Stolen Youth and Them Before Us exist in an upside-down world, where everything is the opposite of reality: parents respecting a child’s right to be who they are becomes abusive and abusive behavior becomes both love for a child as well as a parental right. So respecting a child’s gender identity is seen as either grooming or child sexual abuse, whereas isolating a child from their LGBTQIA-affirming peers and mental health support team is accepted as both good parenting and a constitutionally-protected parenting decision. And you cannot object by appealing to actual experts because, according to Stolen Youth, all the experts are conspirators.

You have to pay close attention to how the authors of these two books constantly invert the truth, because the authors do offer significant lip service to the ideas of child advocacy and children’s rights. Them Before Us is even bold enough to cite the United Nations Convention on the Rights of the Child, the most widely ratified treaty in human history. But Faust and Manning bury in the footnotes the fact that the United States is the only member of the United Nations that has not ratified the Convention, which is due to lobbying by evangelicals led by homeschool leader Michael Farris (the godfather of the parental rights movement). 

Evangelicals incorrectly believe the Convention is a threat to parental rights, even though it explicitly affirms parental rights, declaring family is “the fundamental group of society” in its Preamble and that governments must “respect the responsibilities, rights and duties of parents” in Article 5. Despite this, evangelicals and other members of the American Right remain fearful of the Convention. The Parental Rights Organization, founded by Farris, is still, over 30 years in, issuing dire warnings about ratification.

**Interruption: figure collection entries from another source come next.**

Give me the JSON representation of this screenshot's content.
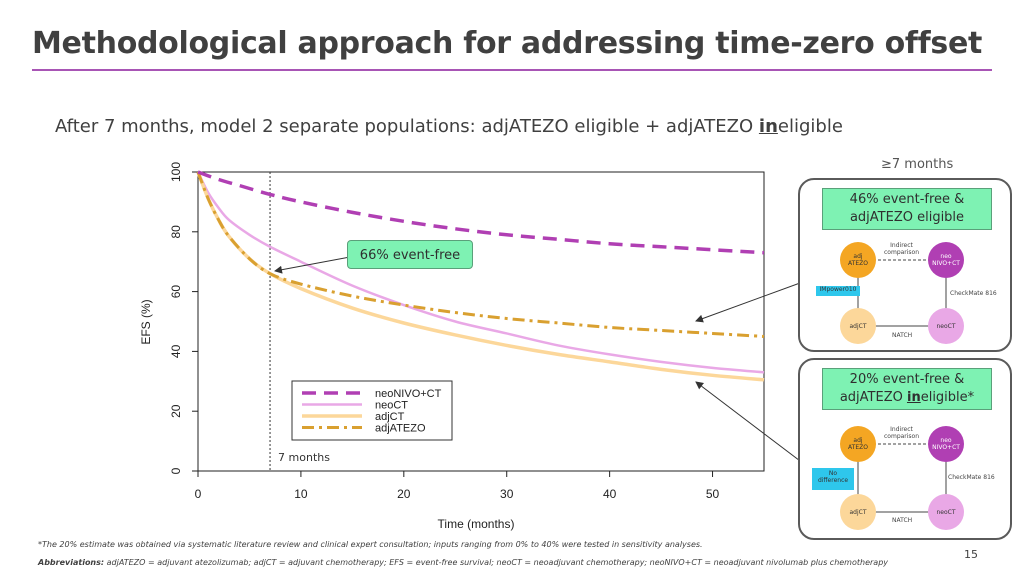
{
  "slide": {
    "title": "Methodological approach for addressing time-zero offset",
    "subtitle_pre": "After 7 months, model 2 separate populations: adjATEZO eligible + adjATEZO ",
    "subtitle_und": "in",
    "subtitle_post": "eligible",
    "months_label": "≥7 months",
    "page_number": "15",
    "footnote": "*The 20% estimate was obtained via systematic literature review and clinical expert consultation; inputs ranging from 0% to 40% were tested in sensitivity analyses.",
    "abbr_label": "Abbreviations:",
    "abbr_text": " adjATEZO = adjuvant atezolizumab; adjCT = adjuvant chemotherapy; EFS = event-free survival; neoCT = neoadjuvant chemotherapy; neoNIVO+CT = neoadjuvant nivolumab plus chemotherapy"
  },
  "callout": {
    "event_free_66": "66% event-free",
    "seven_months": "7 months"
  },
  "panel_top": {
    "box_line1": "46% event-free &",
    "box_line2": "adjATEZO eligible",
    "node_adj": "adj\nATEZO",
    "node_neo": "neo\nNIVO+CT",
    "node_adjct": "adjCT",
    "node_neoct": "neoCT",
    "indirect": "Indirect\ncomparison",
    "trial_left": "IMpower010",
    "trial_right": "CheckMate 816",
    "trial_bottom": "NATCH"
  },
  "panel_bottom": {
    "box_line1": "20% event-free &",
    "box_line2_pre": "adjATEZO ",
    "box_line2_und": "in",
    "box_line2_post": "eligible*",
    "node_adj": "adj\nATEZO",
    "node_neo": "neo\nNIVO+CT",
    "node_adjct": "adjCT",
    "node_neoct": "neoCT",
    "indirect": "Indirect\ncomparison",
    "trial_left": "No\ndifference",
    "trial_right": "CheckMate 816",
    "trial_bottom": "NATCH"
  },
  "colors": {
    "neoNIVO": "#b03fb3",
    "neoCT": "#e9a8e6",
    "adjCT": "#fcd79a",
    "adjATEZO": "#d9a030",
    "accent": "#a855b5",
    "green": "#7ef2b3"
  },
  "chart_data": {
    "type": "line",
    "title": "",
    "xlabel": "Time (months)",
    "ylabel": "EFS (%)",
    "xlim": [
      0,
      55
    ],
    "ylim": [
      0,
      100
    ],
    "xticks": [
      0,
      10,
      20,
      30,
      40,
      50
    ],
    "yticks": [
      0,
      20,
      40,
      60,
      80,
      100
    ],
    "vline_x": 7,
    "legend_position": "bottom-left",
    "series": [
      {
        "name": "neoNIVO+CT",
        "style": "dashed",
        "x": [
          0,
          2,
          4,
          7,
          10,
          15,
          20,
          25,
          30,
          35,
          40,
          45,
          50,
          55
        ],
        "y": [
          100,
          97.5,
          95.5,
          92.5,
          90,
          86.5,
          83.5,
          81,
          79,
          77.5,
          76,
          75,
          74,
          73
        ]
      },
      {
        "name": "neoCT",
        "style": "solid",
        "x": [
          0,
          1,
          2,
          3,
          5,
          7,
          10,
          15,
          20,
          25,
          30,
          35,
          40,
          45,
          50,
          55
        ],
        "y": [
          100,
          93,
          88,
          84,
          79,
          75,
          70,
          62,
          55.5,
          50,
          46,
          42,
          39,
          36.5,
          34.5,
          33
        ]
      },
      {
        "name": "adjCT",
        "style": "solid",
        "x": [
          0,
          1,
          2,
          3,
          5,
          7,
          10,
          15,
          20,
          25,
          30,
          35,
          40,
          45,
          50,
          55
        ],
        "y": [
          100,
          91,
          84,
          78.5,
          71,
          66,
          61,
          54.5,
          49.5,
          45.5,
          42,
          39,
          36.5,
          34,
          32,
          30.5
        ]
      },
      {
        "name": "adjATEZO",
        "style": "dashdot",
        "x": [
          0,
          1,
          2,
          3,
          5,
          7,
          10,
          15,
          20,
          25,
          30,
          35,
          40,
          45,
          50,
          55
        ],
        "y": [
          100,
          91,
          84,
          78.5,
          71,
          66,
          62.5,
          58.5,
          55.5,
          53,
          51,
          49.5,
          48,
          47,
          46,
          45
        ]
      }
    ],
    "annotations": [
      "66% event-free",
      "7 months"
    ]
  }
}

This is the context in which Stolen Youth and Them Before Us set forth their upside-down interpretations of child advocacy and children’s rights. What they do with child advocacy and children’s rights is not simply incorrect, it is part of a long history on the American Right of perverting and weaponizing child protection. As I have written elsewhere, the problem with this theft of child advocacy and children’s rights is that it renders those fields powerless against actual child abuse. When child advocacy means isolating a child from friends and professionals, and children’s rights mean children should be kept ignorant about sex and gender, the only winners are abusers.